Non, tu n’as point sondé les secrets de mon être ;
Poète aérien, tu n’as pu me connaître,
Ni moi, ni cet ami, mon complice fervent,
De mon vers implacable hémistiche vivant.
Jumeaux prêts pour la palme et prêts pour le martyre,
Romulus et Rémus de la haute satire,
Un pâtre insoucieux, dès notre âge enfantin,
Ne nous égara point sur le mon Aventin ;
Ce n’est pas le poison qui dans mes veines couve ;
Nous n’avons pas sucé des mamelles de louve ;
Une femme robuste, au sein jaspé d’azur,
Nous abreuva tous deux d’un lait suave et pur ;
L’harmonieuse mer, dans son vague caprice,
Nous endormait le soir comme un chant de nourrice ;
Le premier souffle d’air entré dans nos poumons
Fut embaumé des fleurs qui tremblent sur les monts,
Brise de promontoire, haleine enchanteresse,
Qui n’arriva jamais aux vallons de la Bresse.

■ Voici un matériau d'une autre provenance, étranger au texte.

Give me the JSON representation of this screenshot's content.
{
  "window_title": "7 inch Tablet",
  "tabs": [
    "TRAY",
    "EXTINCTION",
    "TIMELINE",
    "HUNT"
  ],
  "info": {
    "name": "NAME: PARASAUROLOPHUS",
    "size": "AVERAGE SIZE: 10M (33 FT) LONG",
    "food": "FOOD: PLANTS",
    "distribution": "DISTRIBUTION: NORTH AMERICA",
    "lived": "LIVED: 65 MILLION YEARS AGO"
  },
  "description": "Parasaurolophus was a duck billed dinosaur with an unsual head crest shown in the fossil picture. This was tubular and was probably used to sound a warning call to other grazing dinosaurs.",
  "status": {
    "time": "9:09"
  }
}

Et maintenant, depuis qu’en ses fantasques jeux
Le sort nous transplanta sous un ciel nuageux,
Parfois un souvenir de nos plages marines
Comme un vent d’archipel dilate nos poitrines ;
Alors, tout rajeunis par ces rêves touchants,
Nous murmurons aussi de poétiques chants,
Fils de nos visions qui, dans leur vol agile,
Ne charment qu’un instant nos pénates d’argile,
Parfums qui, s’exhalant de nos doux entretiens,
Aux abîmes du ciel vont rencontrer les tiens.
Non, nous ne jouons pas avec les funérailles ;
Non, l’appétit du sang n’est pas dans nos entrailles.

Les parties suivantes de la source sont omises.